Re: the TLC streaming idea, I can clarify. It's in the context of using the Antithesis implementation fuzzer. The base idea is to expose the trace as an async lazy-filled sequence value, which populates with elements as the system makes progress (still for one execution, it just means we can check things earlier). On its own, streaming data to TLC might only find a counterexample sooner, since it can stop system execution early. If you have a hypervisor that's constantly cloning and branching your system execution (Antithesis), however, running TLC in parallel with the system means potential work deduplication, since you're exploring branches in both the system's state and TLC's in progress model check (so no rechecking path prefixes at the end). Likely less useful outside Antithesis, but that was the idea.

Best,
-Finn

On Sun, Jul 6, 2025 at 6:44 AM Ognjen Maric <ognjen.maric@xxxxxxxxx> wrote:
Hi Jesse,

thank you for the comments, appreciated!

On 7/5/25 7:35 PM, A. Jesse Jiryu Davis wrote:
> Regarding the JVM startup cost, I can imagine it's painful. Would it
> help if Apalache permitted a streaming API so you could interact with it
> without restarting? Unfortunately Apalache isn't maintained now, I think

It would definitely shave off a non-negligible part of the overhead.
Unfortunately since I generate one model per state pair, this still
incurs the overhead of Apalache pre-processing for each state pair,
which wouldn't go away with a streaming version. I guess the ideal
solution would be to really directly add the functionality to check the
compliance of a state pair with a formula, but I haven't looked at the
Apalache codebase so I have no idea how difficult this would be.

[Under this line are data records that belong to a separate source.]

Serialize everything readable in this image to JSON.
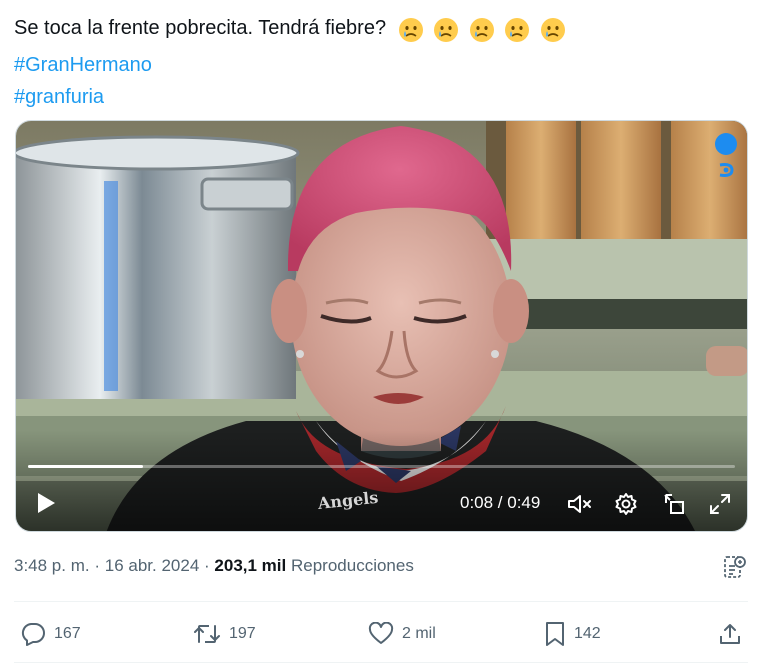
{
  "tweet": {
    "text": "Se toca la frente pobrecita. Tendrá fiebre?",
    "emojis": [
      "crying-face",
      "crying-face",
      "crying-face",
      "crying-face",
      "crying-face"
    ],
    "hashtags": [
      "#GranHermano",
      "#granfuria"
    ]
  },
  "video": {
    "time_label": "0:08 / 0:49",
    "progress": 0.163,
    "shirt_text": "Angels"
  },
  "meta": {
    "time": "3:48 p. m.",
    "sep1": "·",
    "date": "16 abr. 2024",
    "sep2": "·",
    "views_count": "203,1 mil",
    "views_label": "Reproducciones"
  },
  "actions": {
    "replies": "167",
    "retweets": "197",
    "likes": "2 mil",
    "bookmarks": "142"
  },
  "colors": {
    "link": "#1d9bf0",
    "muted": "#536471",
    "text": "#0f1419"
  }
}
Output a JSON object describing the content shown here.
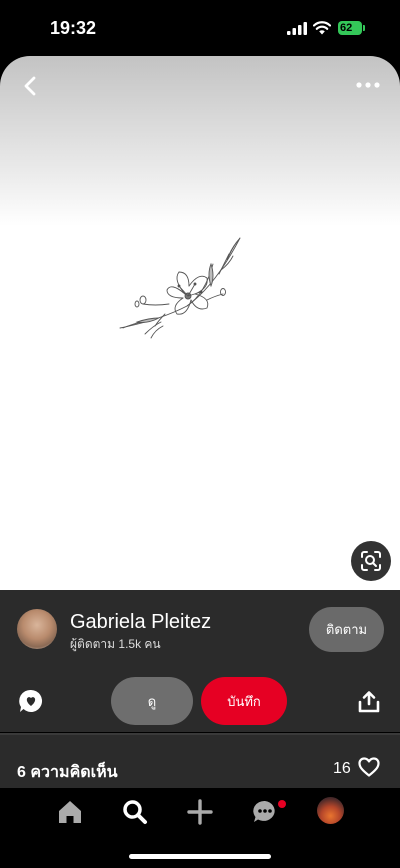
{
  "status_bar": {
    "time": "19:32",
    "battery": "62"
  },
  "pin": {
    "image_description_icon": "flower-tattoo-sketch",
    "back_icon": "chevron-left-icon",
    "more_icon": "more-horizontal-icon",
    "lens_icon": "visual-search-icon"
  },
  "creator": {
    "name": "Gabriela Pleitez",
    "followers": "ผู้ติดตาม 1.5k คน",
    "follow_label": "ติดตาม"
  },
  "actions": {
    "view_label": "ดู",
    "save_label": "บันทึก"
  },
  "comments": {
    "label": "6 ความคิดเห็น",
    "likes": "16"
  },
  "colors": {
    "accent": "#e60023",
    "panel": "#2b2b2b",
    "battery": "#34c759"
  }
}
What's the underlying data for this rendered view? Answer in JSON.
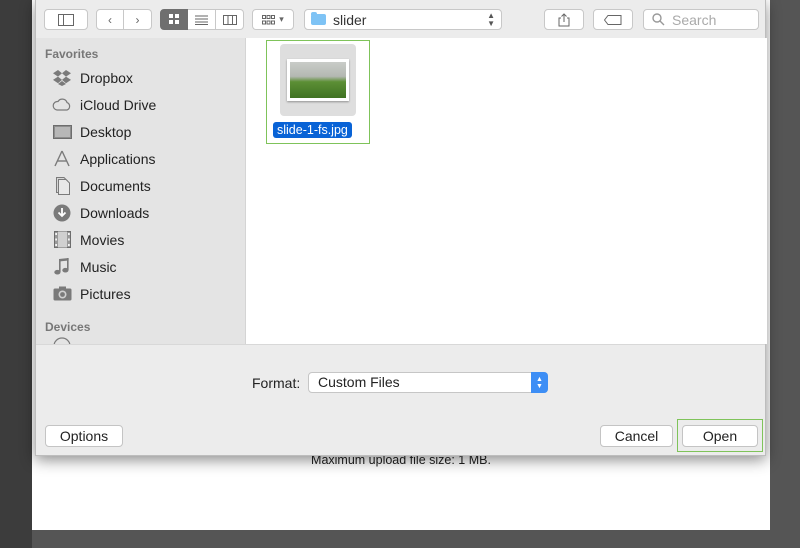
{
  "toolbar": {
    "path_folder": "slider",
    "search_placeholder": "Search"
  },
  "sidebar": {
    "favorites_heading": "Favorites",
    "devices_heading": "Devices",
    "items": [
      {
        "label": "Dropbox",
        "icon": "dropbox-icon"
      },
      {
        "label": "iCloud Drive",
        "icon": "cloud-icon"
      },
      {
        "label": "Desktop",
        "icon": "desktop-icon"
      },
      {
        "label": "Applications",
        "icon": "applications-icon"
      },
      {
        "label": "Documents",
        "icon": "documents-icon"
      },
      {
        "label": "Downloads",
        "icon": "downloads-icon"
      },
      {
        "label": "Movies",
        "icon": "movies-icon"
      },
      {
        "label": "Music",
        "icon": "music-icon"
      },
      {
        "label": "Pictures",
        "icon": "pictures-icon"
      }
    ]
  },
  "files": [
    {
      "name": "slide-1-fs.jpg",
      "selected": true
    }
  ],
  "format": {
    "label": "Format:",
    "value": "Custom Files"
  },
  "buttons": {
    "options": "Options",
    "cancel": "Cancel",
    "open": "Open"
  },
  "background": {
    "upload_note": "Maximum upload file size: 1 MB."
  },
  "colors": {
    "selection": "#0963d6",
    "highlight_border": "#7fc35a",
    "popup_arrow": "#3d8ef5"
  }
}
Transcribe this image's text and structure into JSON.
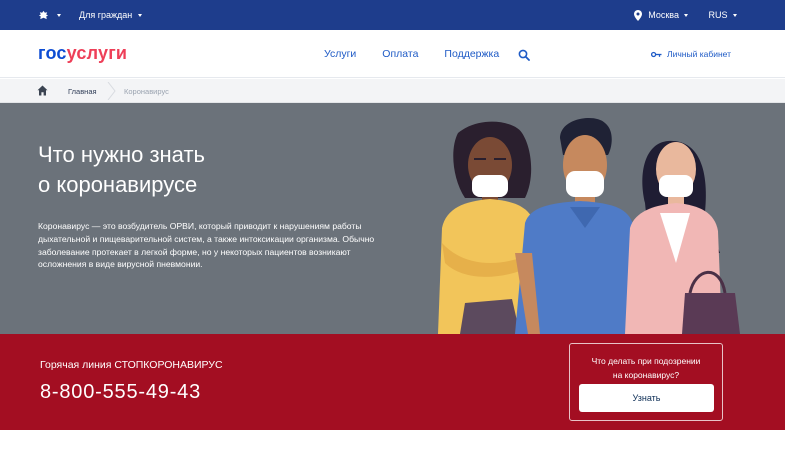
{
  "topbar": {
    "audience": "Для граждан",
    "city": "Москва",
    "language": "RUS"
  },
  "header": {
    "logo_part1": "гос",
    "logo_part2": "услуги",
    "nav": [
      {
        "label": "Услуги"
      },
      {
        "label": "Оплата"
      },
      {
        "label": "Поддержка"
      }
    ],
    "cabinet_label": "Личный кабинет"
  },
  "breadcrumb": {
    "home": "Главная",
    "current": "Коронавирус"
  },
  "hero": {
    "title_line1": "Что нужно знать",
    "title_line2": "о коронавирусе",
    "text": "Коронавирус — это возбудитель ОРВИ, который приводит к нарушениям работы дыхательной и пищеварительной систем, а также интоксикации организма. Обычно заболевание протекает в легкой форме, но у некоторых пациентов возникают осложнения в виде вирусной пневмонии."
  },
  "hotline": {
    "label": "Горячая линия СТОПКОРОНАВИРУС",
    "phone": "8-800-555-49-43",
    "question_line1": "Что делать при подозрении",
    "question_line2": "на коронавирус?",
    "button_label": "Узнать"
  },
  "colors": {
    "topbar": "#1e3d8c",
    "hero_bg": "#6b727a",
    "band": "#a30e22",
    "link": "#1f5bc6",
    "logo_blue": "#0d4cd3",
    "logo_red": "#ee3f58"
  },
  "icons": {
    "emblem": "coat-of-arms-icon",
    "location": "map-pin-icon",
    "search": "search-icon",
    "key": "key-icon",
    "home": "home-icon"
  }
}
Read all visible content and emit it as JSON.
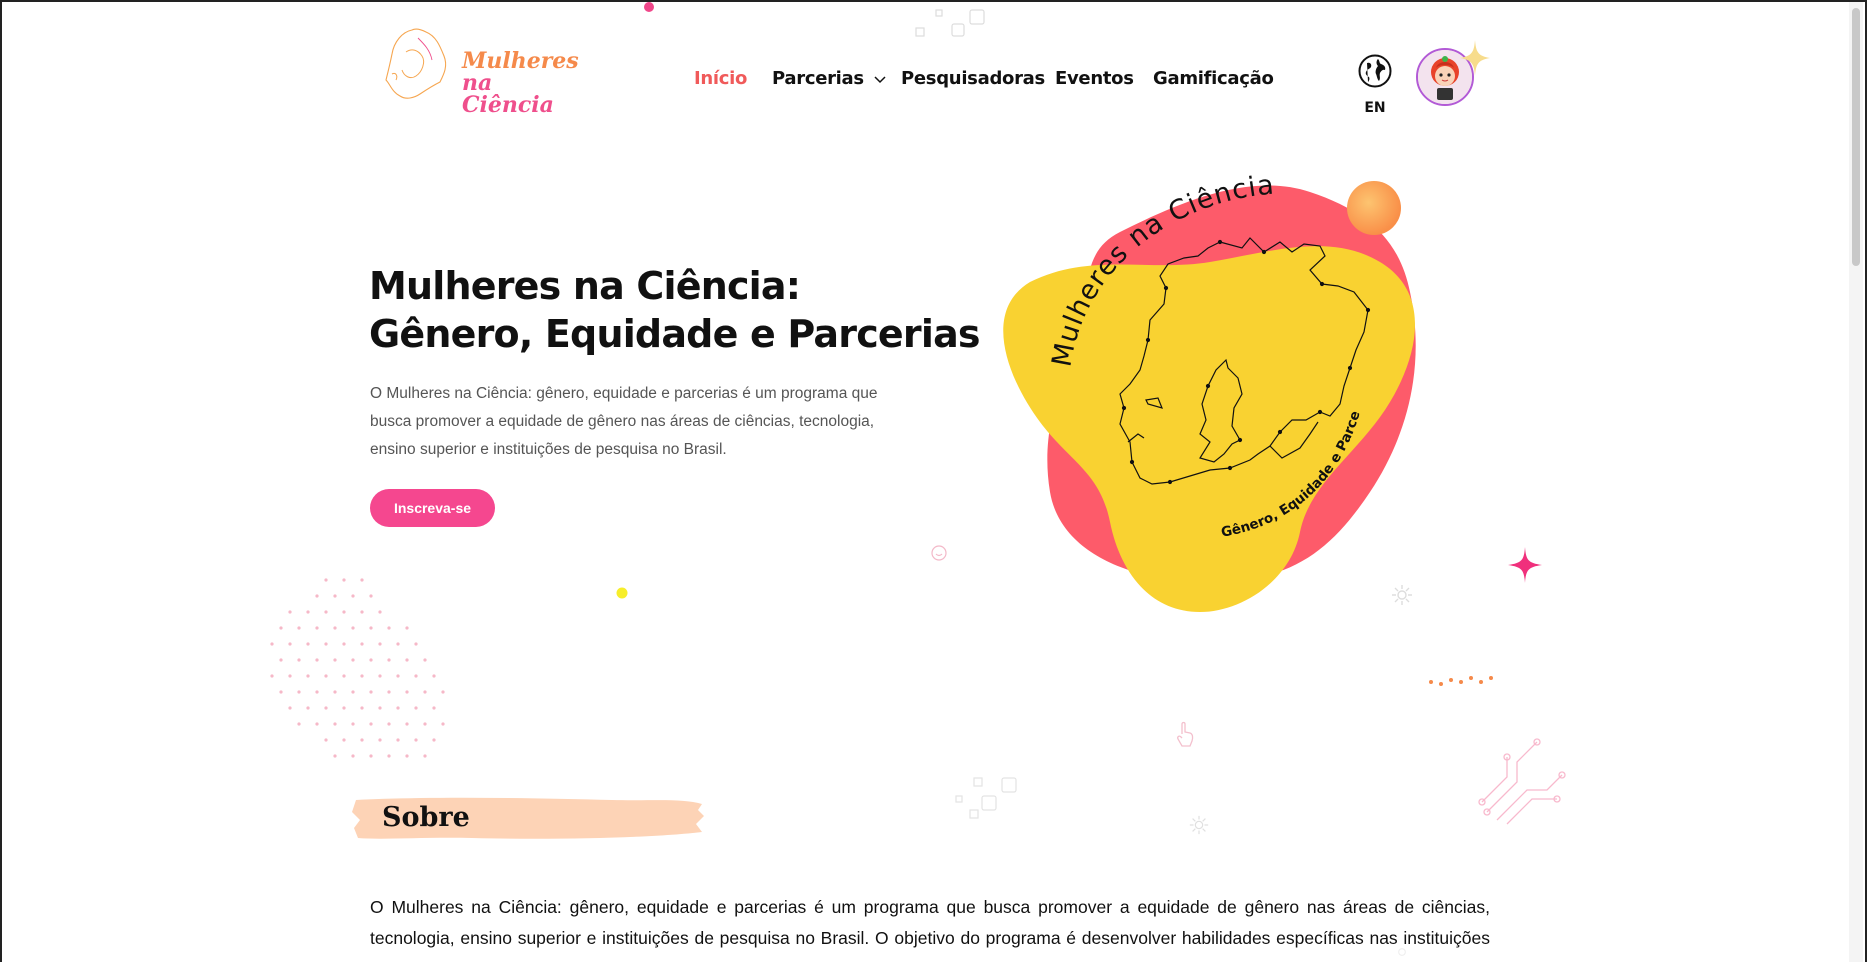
{
  "brand": {
    "logo_line1": "Mulheres",
    "logo_line2": "na Ciência"
  },
  "nav": {
    "items": [
      {
        "label": "Início",
        "active": true
      },
      {
        "label": "Parcerias",
        "has_dropdown": true
      },
      {
        "label": "Pesquisadoras"
      },
      {
        "label": "Eventos"
      },
      {
        "label": "Gamificação"
      }
    ]
  },
  "language": {
    "label": "EN",
    "icon": "globe-icon"
  },
  "hero": {
    "title_line1": "Mulheres na Ciência:",
    "title_line2": "Gênero, Equidade e Parcerias",
    "description": "O Mulheres na Ciência: gênero, equidade e parcerias é um programa que busca promover a equidade de gênero nas áreas de ciências, tecnologia, ensino superior e instituições de pesquisa no Brasil.",
    "cta_label": "Inscreva-se",
    "art_arc_top": "Mulheres na Ciência",
    "art_arc_bottom": "Gênero, Equidade e Parcerias"
  },
  "about": {
    "title": "Sobre",
    "text": "O Mulheres na Ciência: gênero, equidade e parcerias é um programa que busca promover a equidade de gênero nas áreas de ciências, tecnologia, ensino superior e instituições de pesquisa no Brasil. O objetivo do programa é desenvolver habilidades específicas nas instituições brasileiras e influenciar o desenvolvimento de políticas e práticas institucionais para a equidade de gênero."
  },
  "colors": {
    "accent_pink": "#f5478f",
    "active_nav": "#f05a5a",
    "blob_red": "#fd5b6a",
    "blob_yellow": "#f9d231",
    "orange_ball": "#f9a04b",
    "brush_peach": "#fdd3b6"
  }
}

> My intern Finn Hackett is also working on trace-checking, using TLC.
> He'd considered adding a streaming API to TLC so it could a) handle very
> long traces but only keep a couple states in memory, and b) run trace-
> checking concurrently with the implementation test, and abort the test
> soon after the implementation's behavior diverges from the spec, instead
> of running after the test completes.
I don't really get how the streaming API allows you to lower the memory
footprint, or indeed how to check a trace interactively (if I understand
you correctly) - could you explain?

As for the second point, this wouldn't be a big win for my current use
cases. There, the setup for an implementation test may indeed take a
while, but once the state pairs start being produced the test usually
ends quickly. So starting the checks in parallel wouldn't give me much.
Of course this could be quite different in other cases.